One 'gotcha' is that your client side validation function and the form submit result page are two different web pages. You have to store a browser cookie so that you can correlate the data.
Try submitting this form, and see that the password field disappears as the form submits.
<fb:registration redirect-uri="http://developers.facebook.com/tools/echo"

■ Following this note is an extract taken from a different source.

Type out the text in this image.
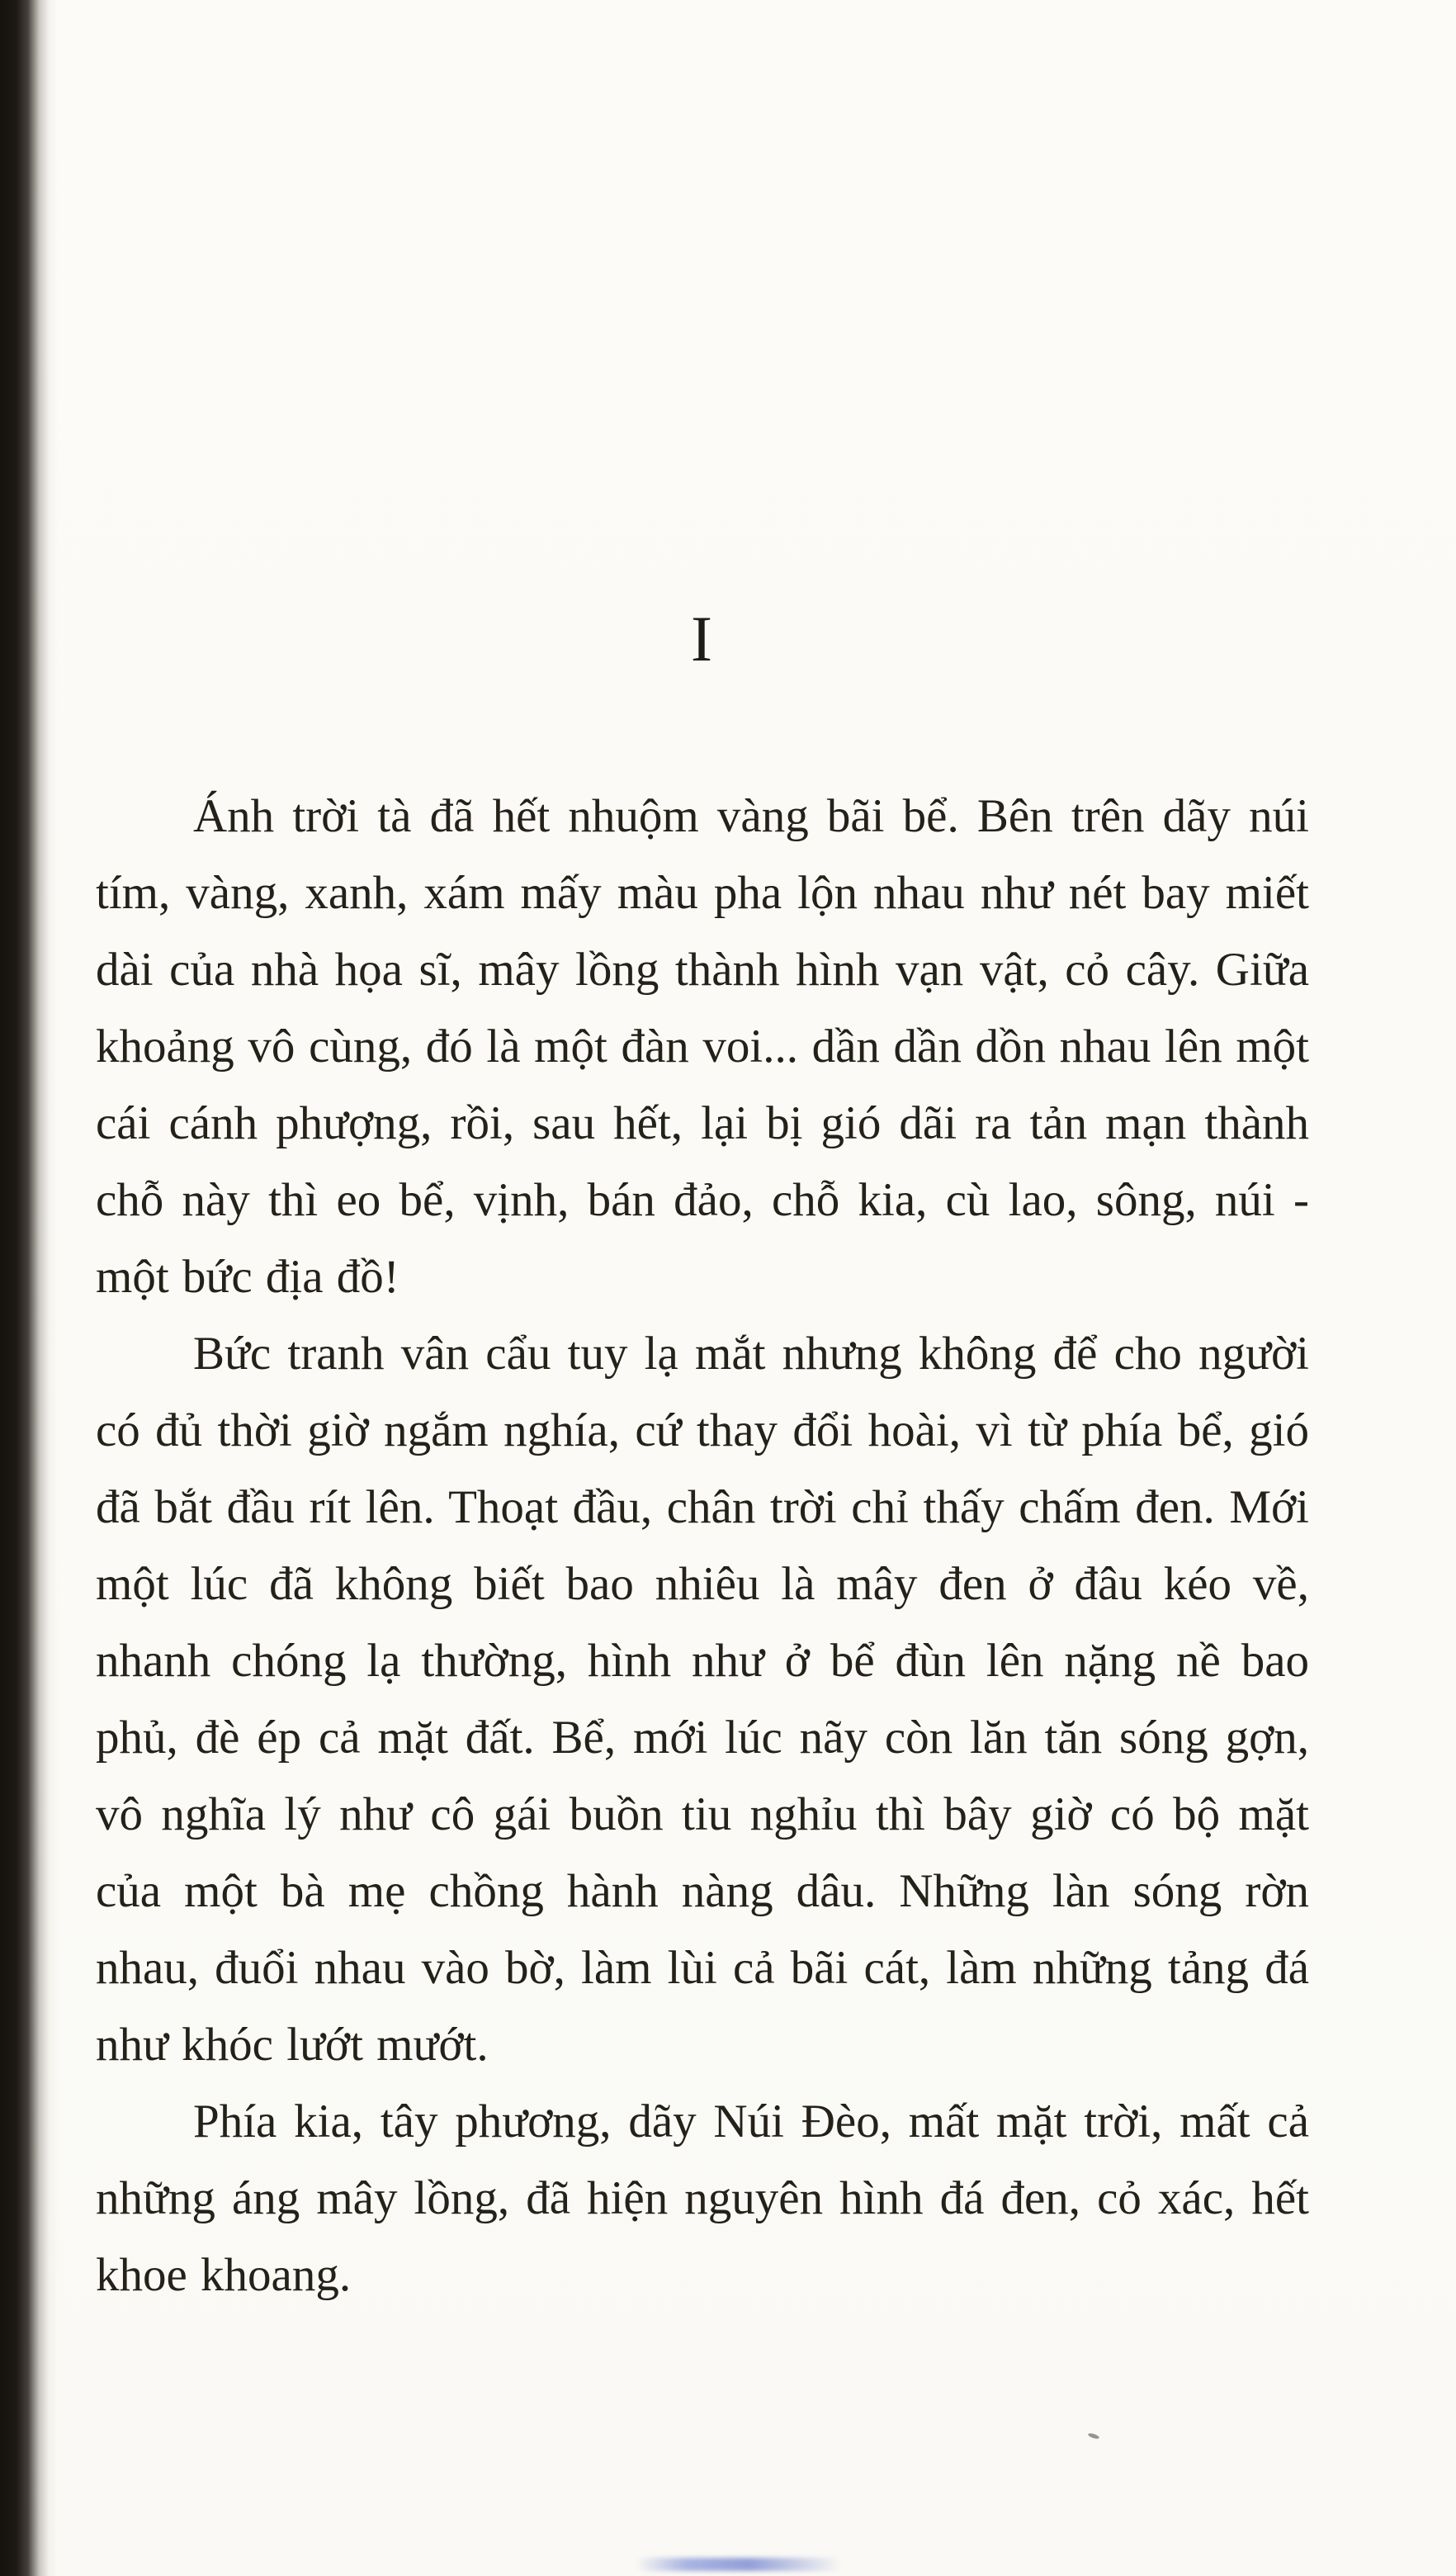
I

Ánh trời tà đã hết nhuộm vàng bãi bể. Bên trên dãy núi tím, vàng, xanh, xám mấy màu pha lộn nhau như nét bay miết dài của nhà họa sĩ, mây lồng thành hình vạn vật, cỏ cây. Giữa khoảng vô cùng, đó là một đàn voi... dần dần dồn nhau lên một cái cánh phượng, rồi, sau hết, lại bị gió dãi ra tản mạn thành chỗ này thì eo bể, vịnh, bán đảo, chỗ kia, cù lao, sông, núi - một bức địa đồ!

Bức tranh vân cẩu tuy lạ mắt nhưng không để cho người có đủ thời giờ ngắm nghía, cứ thay đổi hoài, vì từ phía bể, gió đã bắt đầu rít lên. Thoạt đầu, chân trời chỉ thấy chấm đen. Mới một lúc đã không biết bao nhiêu là mây đen ở đâu kéo về, nhanh chóng lạ thường, hình như ở bể đùn lên nặng nề bao phủ, đè ép cả mặt đất. Bể, mới lúc nãy còn lăn tăn sóng gợn, vô nghĩa lý như cô gái buồn tiu nghỉu thì bây giờ có bộ mặt của một bà mẹ chồng hành nàng dâu. Những làn sóng rờn nhau, đuổi nhau vào bờ, làm lùi cả bãi cát, làm những tảng đá như khóc lướt mướt.

Phía kia, tây phương, dãy Núi Đèo, mất mặt trời, mất cả những áng mây lồng, đã hiện nguyên hình đá đen, cỏ xác, hết khoe khoang.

fields='[{"name":"name"},{"name":"password","no_submit":true}]'
onvalidate="validateAndSave"></fb:registration>
<script>
function validateAndSave(form) {
if (!form.password) {
return({"password":"Type a password"});
}
var dt = new Date(), expiryTime = dt.setTime( dt.getTime() + 1000*5 );
document.cookie = 'password='+form.password+';expires='+dt.toGMTString();
return {};
}
</script>
fieldsWhen you request facebook data, we verify the form fields before packaging them up in the signed_request. This lets you assume that all the data is genuine and saves you from having to verify things. The one problem that could arise, is a smart attacker could change the form fields and submit them to you, thereby giving you unverified data.

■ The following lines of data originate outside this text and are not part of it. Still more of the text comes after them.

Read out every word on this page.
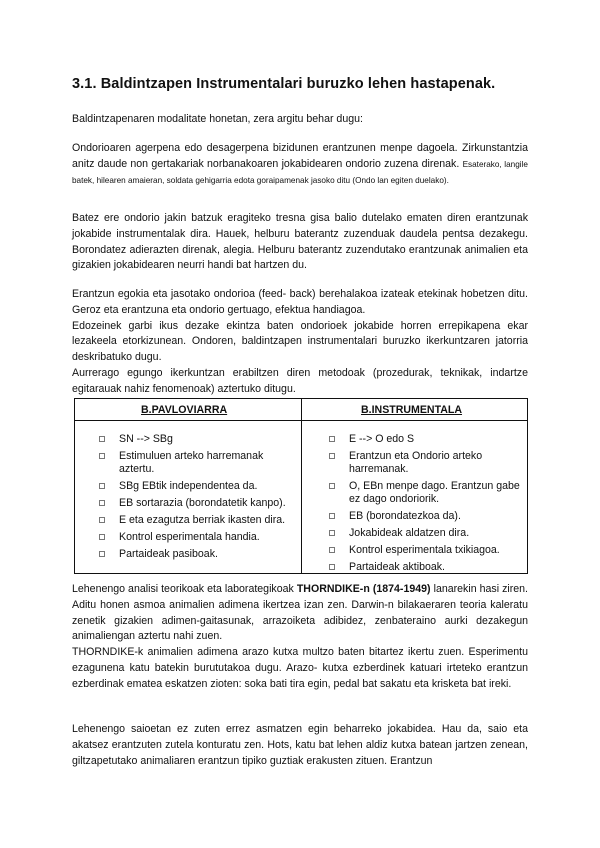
3.1. Baldintzapen Instrumentalari buruzko lehen hastapenak.

Baldintzapenaren modalitate honetan, zera argitu behar dugu:

Ondorioaren agerpena edo desagerpena bizidunen erantzunen menpe dagoela. Zirkunstantzia anitz daude non gertakariak norbanakoaren jokabidearen ondorio zuzena direnak. Esaterako, langile batek, hilearen amaieran, soldata gehigarria edota goraipamenak jasoko ditu (Ondo lan egiten duelako).

Batez ere ondorio jakin batzuk eragiteko tresna gisa balio dutelako ematen diren erantzunak jokabide instrumentalak dira. Hauek, helburu baterantz zuzenduak daudela pentsa dezakegu. Borondatez adierazten direnak, alegia. Helburu baterantz zuzendutako erantzunak animalien eta gizakien jokabidearen neurri handi bat hartzen du.

Erantzun egokia eta jasotako ondorioa (feed- back) berehalakoa izateak etekinak hobetzen ditu. Geroz eta erantzuna eta ondorio gertuago, efektua handiagoa.
Edozeinek garbi ikus dezake ekintza baten ondorioek jokabide horren errepikapena ekar lezakeela etorkizunean. Ondoren, baldintzapen instrumentalari buruzko ikerkuntzaren jatorria deskribatuko dugu.
Aurrerago egungo ikerkuntzan erabiltzen diren metodoak (prozedurak, teknikak, indartze egitarauak nahiz fenomenoak) aztertuko ditugu.

B.PAVLOVIARRA	B.INSTRUMENTALA
SN --> SBg
Estimuluen arteko harremanak aztertu.
SBg EBtik independentea da.
EB sortarazia (borondatetik kanpo).
E eta ezagutza berriak ikasten dira.
Kontrol esperimentala handia.
Partaideak pasiboak.
E --> O edo S
Erantzun eta Ondorio arteko harremanak.
O, EBn menpe dago. Erantzun gabe ez dago ondoriorik.
EB (borondatezkoa da).
Jokabideak aldatzen dira.
Kontrol esperimentala txikiagoa.
Partaideak aktiboak.

Lehenengo analisi teorikoak eta laborategikoak THORNDIKE-n (1874-1949) lanarekin hasi ziren. Aditu honen asmoa animalien adimena ikertzea izan zen. Darwin-n bilakaeraren teoria kaleratu zenetik gizakien adimen-gaitasunak, arrazoiketa adibidez, zenbateraino aurki dezakegun animaliengan aztertu nahi zuen.
THORNDIKE-k animalien adimena arazo kutxa multzo baten bitartez ikertu zuen. Esperimentu ezagunena katu batekin burututakoa dugu. Arazo- kutxa ezberdinek katuari irteteko erantzun ezberdinak ematea eskatzen zioten: soka bati tira egin, pedal bat sakatu eta krisketa bat ireki.

Lehenengo saioetan ez zuten errez asmatzen egin beharreko jokabidea. Hau da, saio eta akatsez erantzuten zutela konturatu zen. Hots, katu bat lehen aldiz kutxa batean jartzen zenean, giltzapetutako animaliaren erantzun tipiko guztiak erakusten zituen. Erantzun
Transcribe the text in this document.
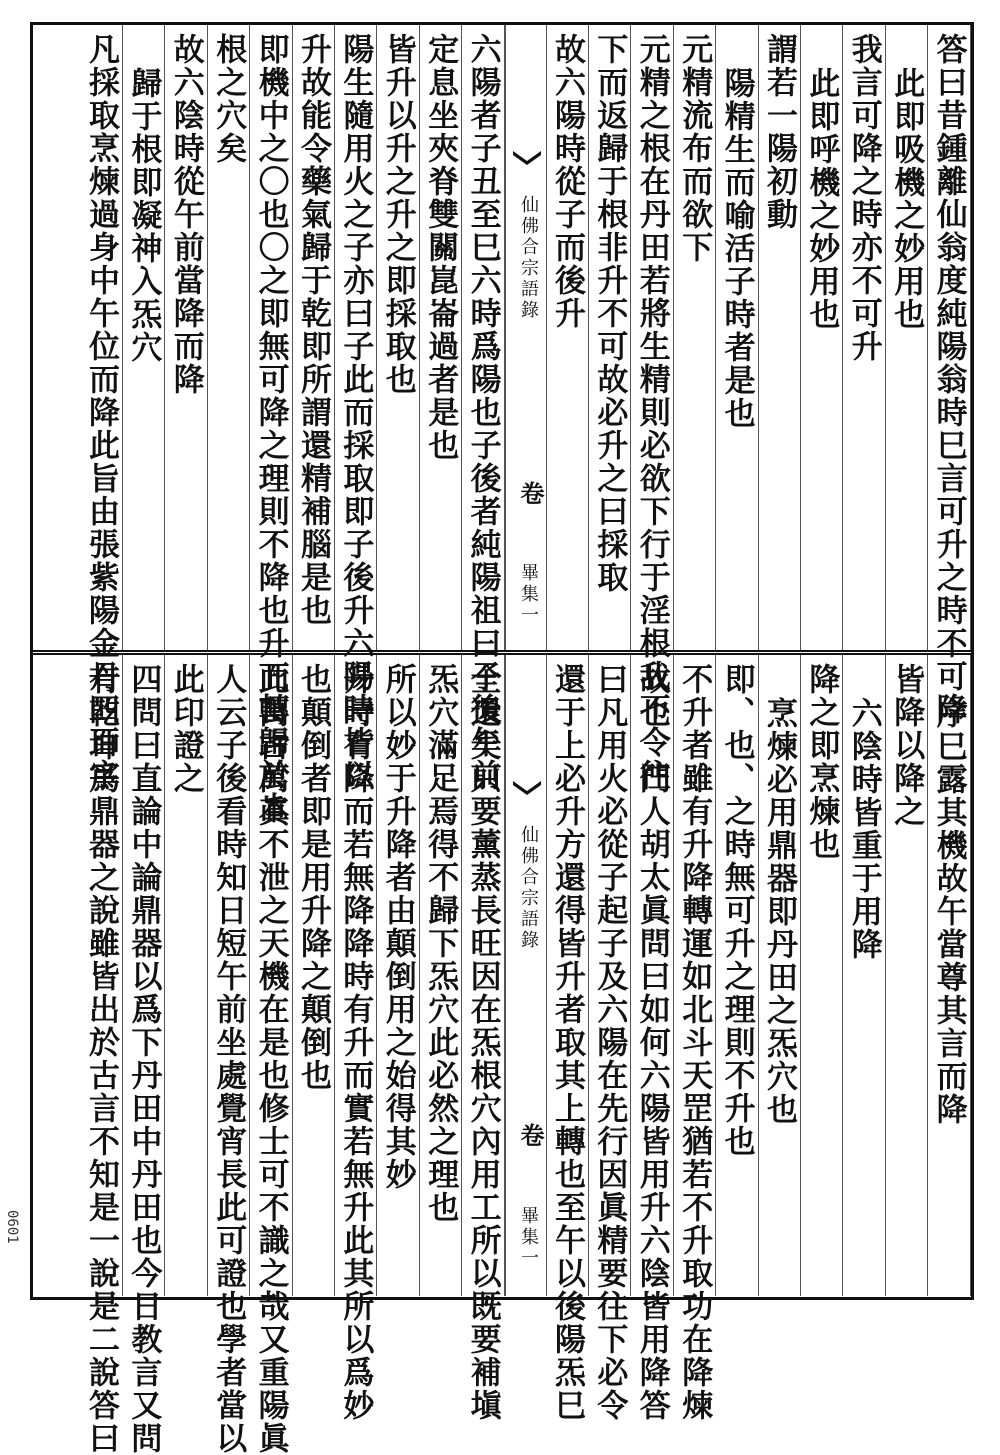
答曰昔鍾離仙翁度純陽翁時巳言可升之時不可降
此即吸機之妙用也
我言可降之時亦不可升
此即呼機之妙用也
謂若一陽初動
陽精生而喻活子時者是也
元精流布而欲下
元精之根在丹田若將生精則必欲下行于淫根我不令往
下而返歸于根非升不可故必升之曰採取
故六陽時從子而後升
仙佛合宗語錄
卷
畢集一
六陽者子丑至巳六時爲陽也子後者純陽祖曰子後午前
定息坐夾脊雙關崑崙過者是也
皆升以升之升之即採取也
陽生隨用火之子亦曰子此而採取即子後升六陽時皆以
升故能令藥氣歸于乾即所謂還精補腦是也
即機中之〇也〇之即無可降之理則不降也升而轉歸於本
根之穴矣
故六陰時從午前當降而降
歸于根即凝神入炁穴
凡採取烹煉過身中午位而降此旨由張紫陽金丹四百字
序巳露其機故午當尊其言而降
皆降以降之
六陰時皆重于用降
降之即烹煉也
烹煉必用鼎器即丹田之炁穴也
即、也、之時無可升之理則不升也
不升者雖有升降轉運如北斗天罡猶若不升取功在降煉
故也　門人胡太眞問曰如何六陽皆用升六陰皆用降答
曰凡用火必從子起子及六陽在先行因眞精要往下必令
還于上必升方還得皆升者取其上轉也至午以後陽炁巳
仙佛合宗語錄
卷
畢集一
全還矣只要薰蒸長旺因在炁根穴內用工所以既要補塡
炁穴滿足焉得不歸下炁穴此必然之理也
所以妙于升降者由顛倒用之始得其妙
升時有降而若無降降時有升而實若無升此其所以爲妙
也顛倒者即是用升降之顛倒也
此萬古萬眞不泄之天機在是也修士可不識之哉又重陽眞
人云子後看時知日短午前坐處覺宵長此可證也學者當以
此印證之
四問曰直論中論鼎器以爲下丹田中丹田也今日教言又問
有乾坤爲鼎器之說雖皆出於古言不知是一說是二說答曰
0601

For example, these two fields will look the same in the registration part of the signed_request.
fields='[
{"name":"name"},
{"name":"email"}]'
fields='[
{"name":"name"},
{"name":"email","description":"Fake Email","type":"text"}]'
To protect yourself against this attack, you should look inside the registration_metadata key and make sure the fields exactly match the fields you used to build your forms.
Compare the registration and registration_metadata keys when you submit these two forms.
If you are unable to validate the signed_request because you can't embed your application secret (e.g. in javascript or a desktop application) then you MUST only use one piece of information from the payload, the oauth_token.
You should hit the graph api to fetch any user data. For example, use /me to fetch the basic information. You will be granted the permission to read any data from the graph api that the user originally put into your form.